Since 2018, it has more than tripled its US workforce to nearly 1.2 million people — making Amazon the second-largest employer in the country.

The firm is already plotting ways to reduce the backlash in communities that might lose out on warehouse jobs, according to the Times.

Internal documents reportedly reveal Amazon has discussed building an image as a “good corporate citizen” in these communities through larger participation in events like parades and Toys for Tots.

In the documents, Amazon also weighed whether it should avoid terms like “automation” and “AI” when discussing robotics – instead opting for “advanced technology” or the term “cobot” instead of “robot” to imply collaboration with humans, per the report.

An Amazon spokesperson told The Post there is no company directive to avoid these terms.

A big concern is that other major employers, like Walmart and UPS, could follow in Amazon’s footsteps, according to Daron Acemoglu, a professor at the Massachusetts Institute of Technology who studies automation.

“Once they work out how to do this profitably, it will spread to others, too,” he told the Times. Then, “one of the biggest employers in the United States will become a net job destroyer, not a net job creator.”

Another concern is that people of color will be disproportionately impacted by the lack of warehouse jobs. Amazon’s warehouse workers are roughly three times as likely as a typical US employee to be black, the Times reported.

The company has already transformed some warehouses. At its most advanced facility, located in Shreveport, La., items rarely pass through human hands again once they are packaged. Instead, a thousand robots handle the shipments through the rest of the process, according to the report.

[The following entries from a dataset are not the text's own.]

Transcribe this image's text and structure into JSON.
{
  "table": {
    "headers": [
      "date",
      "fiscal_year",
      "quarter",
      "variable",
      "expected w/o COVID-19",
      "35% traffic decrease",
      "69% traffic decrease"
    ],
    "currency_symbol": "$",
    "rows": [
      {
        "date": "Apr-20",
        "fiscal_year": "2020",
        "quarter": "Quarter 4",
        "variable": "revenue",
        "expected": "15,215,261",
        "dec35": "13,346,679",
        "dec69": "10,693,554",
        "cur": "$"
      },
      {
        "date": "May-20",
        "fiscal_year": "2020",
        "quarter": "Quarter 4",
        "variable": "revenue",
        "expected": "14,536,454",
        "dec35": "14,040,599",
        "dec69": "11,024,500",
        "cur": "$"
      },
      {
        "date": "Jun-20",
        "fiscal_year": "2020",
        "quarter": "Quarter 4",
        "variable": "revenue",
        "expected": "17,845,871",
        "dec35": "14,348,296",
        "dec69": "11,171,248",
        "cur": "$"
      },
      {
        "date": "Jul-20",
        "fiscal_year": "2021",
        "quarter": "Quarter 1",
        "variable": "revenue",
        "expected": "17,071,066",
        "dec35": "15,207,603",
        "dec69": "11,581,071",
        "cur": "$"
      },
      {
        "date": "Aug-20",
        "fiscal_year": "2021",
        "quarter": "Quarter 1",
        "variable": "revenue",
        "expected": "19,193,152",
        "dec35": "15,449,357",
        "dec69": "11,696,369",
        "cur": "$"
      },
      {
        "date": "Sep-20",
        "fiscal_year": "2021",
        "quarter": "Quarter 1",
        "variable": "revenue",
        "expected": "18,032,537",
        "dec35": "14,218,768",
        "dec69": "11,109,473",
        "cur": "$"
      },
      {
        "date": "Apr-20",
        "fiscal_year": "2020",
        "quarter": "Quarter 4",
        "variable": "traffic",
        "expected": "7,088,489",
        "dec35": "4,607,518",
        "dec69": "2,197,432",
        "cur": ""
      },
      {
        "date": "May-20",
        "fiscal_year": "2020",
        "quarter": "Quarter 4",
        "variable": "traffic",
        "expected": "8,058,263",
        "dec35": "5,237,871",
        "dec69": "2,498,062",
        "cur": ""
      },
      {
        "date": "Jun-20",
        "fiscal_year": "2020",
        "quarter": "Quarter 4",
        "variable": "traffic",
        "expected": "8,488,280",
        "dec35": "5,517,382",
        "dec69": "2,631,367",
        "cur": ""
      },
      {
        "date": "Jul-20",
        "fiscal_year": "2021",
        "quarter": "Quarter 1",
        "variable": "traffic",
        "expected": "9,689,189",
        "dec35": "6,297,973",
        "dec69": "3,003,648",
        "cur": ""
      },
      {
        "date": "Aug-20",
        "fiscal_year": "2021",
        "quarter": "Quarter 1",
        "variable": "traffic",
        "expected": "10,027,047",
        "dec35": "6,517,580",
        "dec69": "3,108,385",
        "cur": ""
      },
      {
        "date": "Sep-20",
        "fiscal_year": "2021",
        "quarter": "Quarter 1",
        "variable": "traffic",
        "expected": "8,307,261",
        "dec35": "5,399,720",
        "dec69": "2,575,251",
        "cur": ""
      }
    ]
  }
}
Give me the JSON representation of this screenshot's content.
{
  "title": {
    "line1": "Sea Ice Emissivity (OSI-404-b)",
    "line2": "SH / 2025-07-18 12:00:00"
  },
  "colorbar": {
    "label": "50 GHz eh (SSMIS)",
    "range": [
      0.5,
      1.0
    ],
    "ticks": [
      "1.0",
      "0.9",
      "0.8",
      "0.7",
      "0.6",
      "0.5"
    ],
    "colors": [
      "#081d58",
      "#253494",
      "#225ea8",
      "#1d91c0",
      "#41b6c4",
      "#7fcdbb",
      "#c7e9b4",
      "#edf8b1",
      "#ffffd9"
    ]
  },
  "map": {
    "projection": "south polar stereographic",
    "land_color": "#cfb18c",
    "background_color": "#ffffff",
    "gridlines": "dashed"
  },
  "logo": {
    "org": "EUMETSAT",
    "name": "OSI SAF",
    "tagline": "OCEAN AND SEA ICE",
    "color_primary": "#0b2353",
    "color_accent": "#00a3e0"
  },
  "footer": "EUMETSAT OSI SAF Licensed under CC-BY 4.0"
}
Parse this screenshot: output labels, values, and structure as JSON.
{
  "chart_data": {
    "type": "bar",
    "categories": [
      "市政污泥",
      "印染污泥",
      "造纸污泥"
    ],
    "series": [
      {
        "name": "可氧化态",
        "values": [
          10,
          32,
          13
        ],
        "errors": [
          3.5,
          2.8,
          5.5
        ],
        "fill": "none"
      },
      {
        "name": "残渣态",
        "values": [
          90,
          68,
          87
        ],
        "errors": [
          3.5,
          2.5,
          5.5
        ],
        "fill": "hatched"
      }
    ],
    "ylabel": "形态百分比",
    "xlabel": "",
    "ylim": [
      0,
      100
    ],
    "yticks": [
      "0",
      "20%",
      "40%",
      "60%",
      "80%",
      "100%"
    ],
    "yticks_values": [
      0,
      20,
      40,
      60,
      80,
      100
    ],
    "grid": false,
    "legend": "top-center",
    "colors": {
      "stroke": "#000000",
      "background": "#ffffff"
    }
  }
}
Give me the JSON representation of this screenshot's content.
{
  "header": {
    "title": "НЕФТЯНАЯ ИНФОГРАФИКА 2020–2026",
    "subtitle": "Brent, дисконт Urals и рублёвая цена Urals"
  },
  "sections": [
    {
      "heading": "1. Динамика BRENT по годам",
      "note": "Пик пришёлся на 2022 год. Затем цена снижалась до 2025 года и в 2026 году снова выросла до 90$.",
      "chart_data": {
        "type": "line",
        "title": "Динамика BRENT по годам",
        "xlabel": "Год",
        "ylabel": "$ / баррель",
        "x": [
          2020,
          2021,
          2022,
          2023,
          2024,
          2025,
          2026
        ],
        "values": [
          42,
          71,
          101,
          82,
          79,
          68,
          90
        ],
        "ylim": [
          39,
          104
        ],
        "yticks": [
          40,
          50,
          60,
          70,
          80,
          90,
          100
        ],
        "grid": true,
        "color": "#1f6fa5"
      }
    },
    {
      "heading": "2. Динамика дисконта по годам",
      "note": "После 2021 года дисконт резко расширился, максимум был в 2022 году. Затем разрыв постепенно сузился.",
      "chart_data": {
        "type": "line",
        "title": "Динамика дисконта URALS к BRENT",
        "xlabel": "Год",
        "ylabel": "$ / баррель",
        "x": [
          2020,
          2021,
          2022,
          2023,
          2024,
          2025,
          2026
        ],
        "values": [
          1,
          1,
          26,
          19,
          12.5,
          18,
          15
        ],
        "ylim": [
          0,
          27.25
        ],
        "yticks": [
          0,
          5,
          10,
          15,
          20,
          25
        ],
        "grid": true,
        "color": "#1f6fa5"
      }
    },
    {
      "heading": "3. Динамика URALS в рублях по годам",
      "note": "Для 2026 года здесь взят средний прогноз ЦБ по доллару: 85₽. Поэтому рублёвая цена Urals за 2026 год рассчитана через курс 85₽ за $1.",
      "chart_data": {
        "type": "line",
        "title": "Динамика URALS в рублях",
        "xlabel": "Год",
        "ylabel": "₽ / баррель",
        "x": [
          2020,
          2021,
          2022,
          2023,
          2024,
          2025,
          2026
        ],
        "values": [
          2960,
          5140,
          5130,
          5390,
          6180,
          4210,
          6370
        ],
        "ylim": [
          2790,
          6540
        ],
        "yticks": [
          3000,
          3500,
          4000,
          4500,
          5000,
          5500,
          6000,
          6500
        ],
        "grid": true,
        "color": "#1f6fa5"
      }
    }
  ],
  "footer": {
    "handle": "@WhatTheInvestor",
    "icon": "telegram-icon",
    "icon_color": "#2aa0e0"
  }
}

Amazon is able to employ a quarter fewer warehouse workers in Shreveport than it would have without bots, according to documents obtained by the Times.

As more robots are added next year, the company plans to employ half as many workers in Shreveport, the report stated.

“With this major milestone now in sight, we are confident in our ability to flatten Amazon’s hiring curve over the next 10 years,” the robotics team wrote earlier this year, according to the Times.

The company is reportedly looking to copy this approach in about 40 facilities by the end of 2027.

It has also started retrofitting old warehouses, like one in Stone Mountain near Atlanta, which will need as many as 1,200 fewer employees after it is automated, according to internal documents.

Some Amazon staffers have strategized on how to “control the narrative” around the retrofit by focusing on new technician roles and “innovation to give local officials a sense of pride,” according to the documents obtained by the Times.

The article did not touch on Amazon’s plans for its workers outside the US.

Amazon said some facilities will have more human workers after they are retrofitted. 

Udit Madan, who runs Amazon’s global operations, told the Times that the company has used savings from automation in the past to create new jobs.

“That you have efficiency in one part of the business doesn’t tell the whole story for the total impact it might have,” he said, “either in a particular community or for the country overall.”